Egitto, carcere per i giornalisti di al Jazeera



Disinformazione e sostegno alla fratellanza musulmana. Con questa accusa tre giornalisti di al Jazeera, in carcere dallo scorso dicembre, sono stati condannati a 7 anni di carcere da un tribunale del Cairo. 10 anni in contumacia, invece, per altre undici persone fra cui due reporter stranieri.

 

I tre condannati a sette anni sono l’australiano Peter Greste, l’egiziano canadese Mohamed Fahmi e l’egiziano Baher Mohamed.
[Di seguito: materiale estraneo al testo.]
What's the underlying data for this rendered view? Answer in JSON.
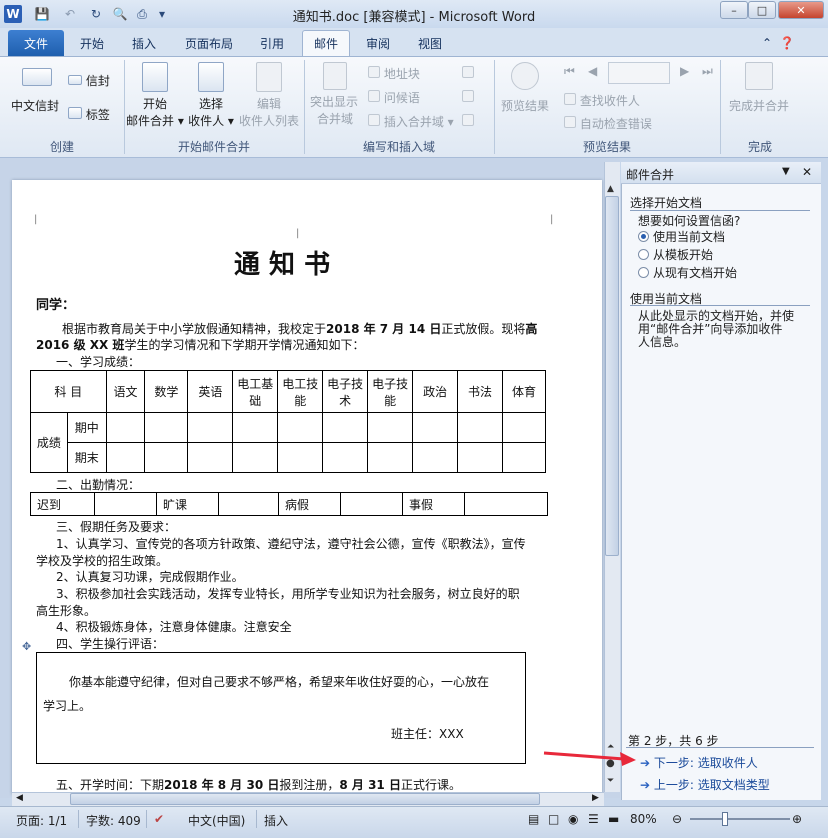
{
  "titlebar": {
    "title": "通知书.doc [兼容模式] - Microsoft Word",
    "app_icon": "W",
    "minimize": "–",
    "maximize": "□",
    "close": "✕"
  },
  "tabs": [
    "文件",
    "开始",
    "插入",
    "页面布局",
    "引用",
    "邮件",
    "审阅",
    "视图"
  ],
  "ribbon": {
    "create": {
      "label": "创建",
      "chinese_envelope": "中文信封",
      "envelope": "信封",
      "labels": "标签"
    },
    "start_merge": {
      "label": "开始邮件合并",
      "start_line1": "开始",
      "start_line2": "邮件合并",
      "select_line1": "选择",
      "select_line2": "收件人",
      "edit_line1": "编辑",
      "edit_line2": "收件人列表"
    },
    "write_insert": {
      "label": "编写和插入域",
      "highlight_line1": "突出显示",
      "highlight_line2": "合并域",
      "address_block": "地址块",
      "greeting_line": "问候语",
      "insert_field": "插入合并域"
    },
    "preview": {
      "label": "预览结果",
      "preview_results": "预览结果",
      "find_recipient": "查找收件人",
      "auto_check": "自动检查错误"
    },
    "finish": {
      "label": "完成",
      "finish_merge": "完成并合并"
    }
  },
  "document": {
    "title": "通 知 书",
    "greeting": "同学：",
    "para1_a": "根据市教育局关于中小学放假通知精神，我校定于",
    "para1_b": "2018 年 7 月 14 日",
    "para1_c": "正式放假。现将",
    "para1_d": "高",
    "para2_a": "2016 级 XX 班",
    "para2_b": "学生的学习情况和下学期开学情况通知如下：",
    "sec1": "一、学习成绩：",
    "grades": {
      "subject_header": "科 目",
      "subjects": [
        "语文",
        "数学",
        "英语",
        "电工基础",
        "电工技能",
        "电子技术",
        "电子技能",
        "政治",
        "书法",
        "体育"
      ],
      "row_group": "成绩",
      "rows": [
        "期中",
        "期末"
      ]
    },
    "sec2": "二、出勤情况：",
    "attendance": [
      "迟到",
      "旷课",
      "病假",
      "事假"
    ],
    "sec3": "三、假期任务及要求：",
    "item1_a": "1、认真学习、宣传党的各项方针政策、遵纪守法，遵守社会公德，宣传《职教法》，宣传",
    "item1_b": "学校及学校的招生政策。",
    "item2": "2、认真复习功课，完成假期作业。",
    "item3_a": "3、积极参加社会实践活动，发挥专业特长，用所学专业知识为社会服务，树立良好的职",
    "item3_b": "高生形象。",
    "item4": "4、积极锻炼身体，注意身体健康。注意安全",
    "sec4": "四、学生操行评语：",
    "comment_a": "你基本能遵守纪律，但对自己要求不够严格，希望来年收住好耍的心，一心放在",
    "comment_b": "学习上。",
    "signature": "班主任：XXX",
    "sec5_a": "五、开学时间：下期",
    "sec5_b": "2018 年 8 月 30 日",
    "sec5_c": "报到注册，",
    "sec5_d": "8 月 31 日",
    "sec5_e": "正式行课。"
  },
  "pane": {
    "title": "邮件合并",
    "heading": "选择开始文档",
    "question": "想要如何设置信函?",
    "options": [
      "使用当前文档",
      "从模板开始",
      "从现有文档开始"
    ],
    "selected_index": 0,
    "sub_heading": "使用当前文档",
    "desc_1": "从此处显示的文档开始，并使",
    "desc_2": "用“邮件合并”向导添加收件",
    "desc_3": "人信息。",
    "step": "第 2 步，共 6 步",
    "next": "下一步: 选取收件人",
    "prev": "上一步: 选取文档类型"
  },
  "statusbar": {
    "page": "页面: 1/1",
    "words": "字数: 409",
    "language": "中文(中国)",
    "mode": "插入",
    "zoom": "80%"
  },
  "colors": {
    "accent": "#1f5fae",
    "arrow": "#e8283a"
  }
}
Quest’ultimo ha ricevuto una condanna ulteriore a 3 anni per “possesso d’armi senza licenza”. Secondo l’accusa i giornalisti avrebbero fabbricato "scene irreali" per propagandare le idee dei Fratelli musulmani e per dare l'impressione che lo stato egiziano stesse cadendo dopo la deposizione di Morsi.

 

L’accusa ha mostrato nel corso del processo alcuni filmati realizzati dai tre giornalisti che trattavano spesso argomenti non inerenti la politica e la cosiddetta Rivoluzione egiziana, alcuni dei quali non realizzati da Al Jazeera, ma da BBC, per la quale lavorava in precedenza l’australiano Peter Greste.

 

 

In questi mesi molte sono state le pressioni internazionali per evitare le condanne, vista l’inconsistenza delle accuse emerse nel corso del processo.

 

Il primo ministro britannico, David Cameron, si è detto "completamente sgomento" dal verdetto e il ministro degli Esteri olandese, Frans Timmermans, ha annunciato che solleverà la questione alla riunione con i colleghi dell'Ue a Lussemburgo. Sbigottite le autorità australiane, con il ministro degli esteri Julie Bishop che ha sottolineato come "il governo australiano non possa semplicemente capire la sentenza basata sulle prove che sono state presentate sul caso".

 

Al Jazeera ha definito la condanna "contraria a ogni logica e parvenza di giustizia". L'emittente panaraba con sede in Qatar è malvista dell’esercito egiziana e accusata da mesi di favorire i Fratelli Musulmani. Per questo i suoi due uffici di corrispondenza del Cairo erano stati chiusi tra luglio e agosto scorsi, dopo la deposizione di Morsi e la repressione dei raduni di protesta pro-Fratellanza. (F.P.)